My Work is a novel about the unique and fundamental experience of giving birth, mixing different literary forms—fiction, essay, poetry, memoir, and letters—to explore the relationship between motherhood, work, individuality, and literature.
This brilliant and unflinching work deserves to be a classic.
— Publishers Weekly, starred review
An unflinchingly honest reflection of a woman’s experience of her own body as it becomes a body that belongs also to the child. This experience includes beauty and pain, rage and tenderness, fear, suspicion, doubt…A stunning book that speaks aloud thoughts the reader believed had been theirs alone in long nursery hours of the night.
— Kirkus Reviews, starred review
This novel from Olga Ravn, this new golden notebook, needs to be read by absolutely anyone who has known the quiet madness and claustrophobic happiness of the interior, especially mothers who also long for a life of literature. But this novel absolutely needs to be read by everyone else as well. Oh Olga Ravn, always inventing new forms, you are a genius, how do you do it?
— Kate Zambreno
My Work is ferocious, horrific, elegant, insightful, irreverent, and funny. Can a woman still be a person after motherhood? Of course not, Ravn argues, or rather, admits. And in prose, poems, and journal entries, she documents all the absurdity and repulsiveness of growing a creature in your body and then raising it. It is a magnificent and satisfying meditation. One of the most honest and revelatory works of fiction about motherhood I have ever read. Ravn’s writing is ecstatic, philosophical, and addictive.
— Heather O'Neill, author of When We Lost Our Heads
Olga Ravn writes dazzlingly about the work of motherhood and the work of writing. Reading Ravn’s book, you run through the whole gamut of human emotion, as though you too were a new mother: tears, laughter, anger, fear, pain, frustration.
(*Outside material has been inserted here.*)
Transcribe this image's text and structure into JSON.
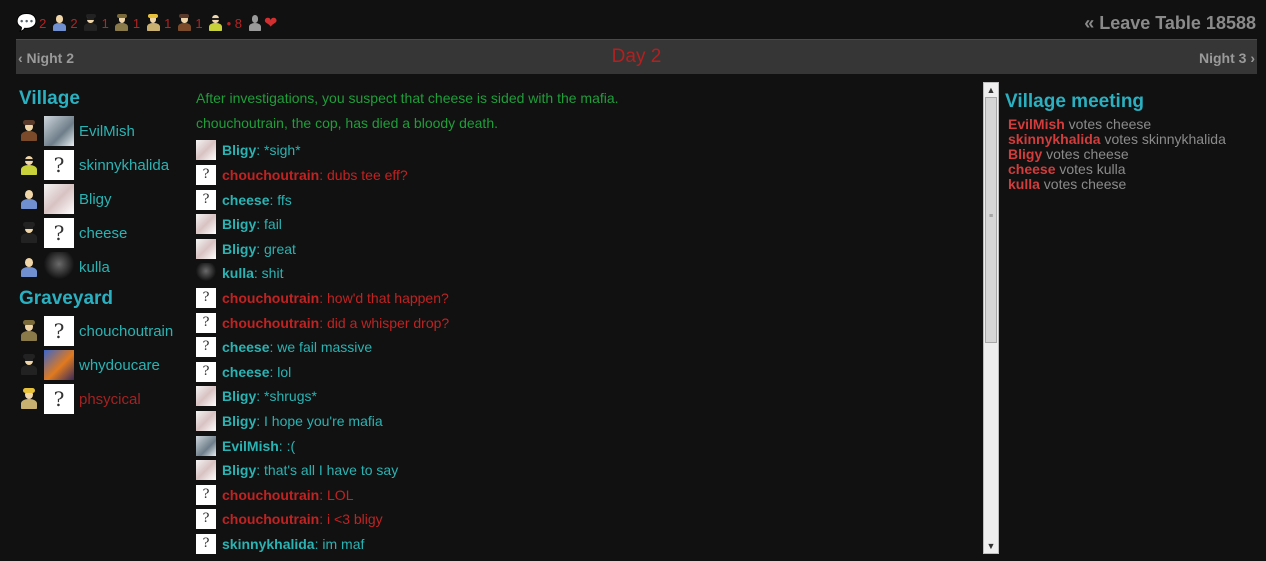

This is powerful writing that’s hard to put down.
— Politiken
On the surface, My Work seems quite different in scope [from The Employees]...but something tells me that interacting with humanoids and sentient space objects have more in common with the first stages of motherhood than one might think.
— Eliza Smith, Lit Hub
Funny and ruthless.
— Shannon Carlin, Time
Ravn has created a truly unique project which is not so much a story as it is an accumulation. It is all the selves, shed and grown, that mothers and birthing people encounter in the slippery aftermath of childbirth; it is the documentation of the mother/art monster problem, a problem that in Ravn’s telling, is as much about addition as it is subtraction.
— Amber Sparks, The Brooklyn Rail
At once irrepressibly lively and painfully elusive. The strength of this book is the way that it dramatises a gap between explanation and lived experience.
— Caleb Klaces, The Guardian
My Work explores childbirth and motherhood by mixing different literary forms—fiction, essay, poetry, memoir, letters—with [Ravn’s] signature experimental flair.
— Sophia Stewart, The Millions
My Work is a marvel, and it puts Ravn in rare company amongst contemporary authors. It’s not often that architects of such finely engineered structures point them toward our collective humanity instead of their own mechanics.
— J. Howard Rosier, Words Without Borders
In My Work, the line from why have children? to why write? is easy to draw. The two questions become almost the same.
— Ariel Courage, Los Angeles Review of Books
Ravn, a Danish novelist who wrote the National Book Award-longlisted “The Employees,” has internalized the tropes of motherhood, only to reject them with dazzling vehemence.
— Rhoda Feng, The Boston Globe
[My Work] is exactly right, capturing the overwhelming disorientation of early motherhood…It should be read by everyone.
— Thessaly La Force, The New York Times
Out with the state laying claim to the woman’s body. Out with the pathologization of flesh. Out with self-annihilation to serve the needs of the child. Out with the loving complicity in that annihilation. … [In MyWork], the narrative actually works at interrogating an arrested subjective position, cutting barnacles from the apparently naturalized formation and position of motherhood. It is leavened and hard-earned… A triumph.
— Shinjini Dey, On the Seawall
Through [the novel's] singular collage of prose, poetry, diary, script and even newspaper scrapbook, Ravn traverses a large swath of textual terrain to explore the surface challenges and deeper significance of her work as both writer and mother.